To start, Fisher looked past primary colors and went with a monochromatic palette She toned down the living room with serene shades of blue, white, gray, and brown, so when there is color in accents—think framed Dr. Seuss books—it really pops in a playful, warm, and friendly way. Neutral-hued craft paper is ready on a roll next to black chalkboard and magnet boards, while brass trays are perched for happy hour.
“Creativity, comfort, and practicality inspired the design,” Fisher says. “While it had to be functional for Rockwell and his interests, it had to be comfortable with soft corners throughout and it had to be practical for Lucy and other moms who come over for a playdate.”
Next, Fisher added global touches, such as hanging wooden masks that Liu already owned on the wall along with multicultural baskets over the fireplace. “There’s something about that added texture and weave that brought the different elements of what New York City is to me because it’s a city with so many different things going on and so many different cultures,” Liu says.
“Oftentimes playrooms are full of new items,” says Fisher. “Here, I incorporated some of Lucy’s finds throughout her travels and many vintage pieces, including the two beautiful rugs, to breathe a sense of life and story into the space. These pieces elevated the sophistication factor dramatically.”

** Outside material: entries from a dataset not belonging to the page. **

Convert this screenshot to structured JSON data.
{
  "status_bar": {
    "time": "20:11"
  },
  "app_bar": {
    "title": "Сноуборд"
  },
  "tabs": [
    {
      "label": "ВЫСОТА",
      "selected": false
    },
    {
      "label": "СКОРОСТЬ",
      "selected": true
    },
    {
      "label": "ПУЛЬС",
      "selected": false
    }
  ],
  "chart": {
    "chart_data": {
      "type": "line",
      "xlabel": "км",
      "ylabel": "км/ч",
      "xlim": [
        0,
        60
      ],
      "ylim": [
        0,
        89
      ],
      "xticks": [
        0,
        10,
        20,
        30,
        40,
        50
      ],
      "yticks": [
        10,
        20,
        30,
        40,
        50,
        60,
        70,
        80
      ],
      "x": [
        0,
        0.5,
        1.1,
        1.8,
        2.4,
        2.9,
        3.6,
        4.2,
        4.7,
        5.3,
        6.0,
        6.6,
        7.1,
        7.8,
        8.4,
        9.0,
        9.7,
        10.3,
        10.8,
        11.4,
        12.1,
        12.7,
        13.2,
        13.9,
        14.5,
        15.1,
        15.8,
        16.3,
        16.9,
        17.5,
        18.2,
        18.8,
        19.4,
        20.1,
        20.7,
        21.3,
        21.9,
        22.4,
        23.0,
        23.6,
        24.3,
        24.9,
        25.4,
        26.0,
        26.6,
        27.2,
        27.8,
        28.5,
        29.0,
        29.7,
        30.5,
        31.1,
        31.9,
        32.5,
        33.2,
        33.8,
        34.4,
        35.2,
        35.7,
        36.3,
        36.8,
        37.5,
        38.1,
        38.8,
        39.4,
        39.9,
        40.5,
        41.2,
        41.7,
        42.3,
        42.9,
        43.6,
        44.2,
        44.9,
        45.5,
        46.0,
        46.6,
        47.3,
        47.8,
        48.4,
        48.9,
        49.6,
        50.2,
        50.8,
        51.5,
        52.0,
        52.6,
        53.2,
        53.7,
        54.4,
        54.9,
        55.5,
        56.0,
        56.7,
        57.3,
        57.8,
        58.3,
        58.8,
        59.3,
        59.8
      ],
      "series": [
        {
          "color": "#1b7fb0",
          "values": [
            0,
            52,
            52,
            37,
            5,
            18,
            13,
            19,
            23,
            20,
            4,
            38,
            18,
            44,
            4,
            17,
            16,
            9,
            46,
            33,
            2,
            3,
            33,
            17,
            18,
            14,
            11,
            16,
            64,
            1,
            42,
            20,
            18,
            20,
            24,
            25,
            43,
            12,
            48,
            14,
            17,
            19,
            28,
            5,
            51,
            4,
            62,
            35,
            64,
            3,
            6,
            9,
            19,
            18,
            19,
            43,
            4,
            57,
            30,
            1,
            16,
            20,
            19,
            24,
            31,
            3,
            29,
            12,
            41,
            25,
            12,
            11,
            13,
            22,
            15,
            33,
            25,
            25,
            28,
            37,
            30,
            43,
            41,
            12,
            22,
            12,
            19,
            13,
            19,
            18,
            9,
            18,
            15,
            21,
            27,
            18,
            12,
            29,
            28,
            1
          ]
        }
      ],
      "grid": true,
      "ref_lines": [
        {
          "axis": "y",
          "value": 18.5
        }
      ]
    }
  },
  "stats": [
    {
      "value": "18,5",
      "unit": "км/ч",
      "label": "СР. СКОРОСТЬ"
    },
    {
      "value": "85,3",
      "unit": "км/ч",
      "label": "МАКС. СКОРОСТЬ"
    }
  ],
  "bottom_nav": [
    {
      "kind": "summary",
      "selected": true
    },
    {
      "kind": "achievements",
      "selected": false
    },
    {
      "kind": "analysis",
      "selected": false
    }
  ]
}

For some extra liveliness, Liu outfitted her apartment with Sonos so she and Rockwell could cut loose. “There’s a lot of ‘Shake Your Sillies Out,’” she laughs. “Then sometimes we put on opera because he heard opera at Washington Square Park. We try to include things like that—things he’s heard outside the apartment.”
Throughout the design process, Fisher kid-proofed the interiors. All the edges, from the ottoman to side tables to stools, are safe and soft. She secured shelves to the walls with screws so Rockwell couldn’t pull them down and used Crypton fabrics, which she says are soft and luxe but more importantly, stain-, spill-, and odor-proof.
Three Oeuf storage pieces hide paint, crayons, markers, coloring books, and magnets. Larger pieces stash trucks and toys for easy access. Everything is labeled and at eye-level so Rockwell can learn to put things back where they go.
“I think one of the keys to parenting is organization, and not just with your time, but also with the elements in your space,” Liu says. “I couldn’t get as involved as [Nicole] did because the spare time I did have is time I wanted to spend with Rockwell being a mom. I think that asking people for help is one of the key things to do as a parent and not to be afraid to do that.”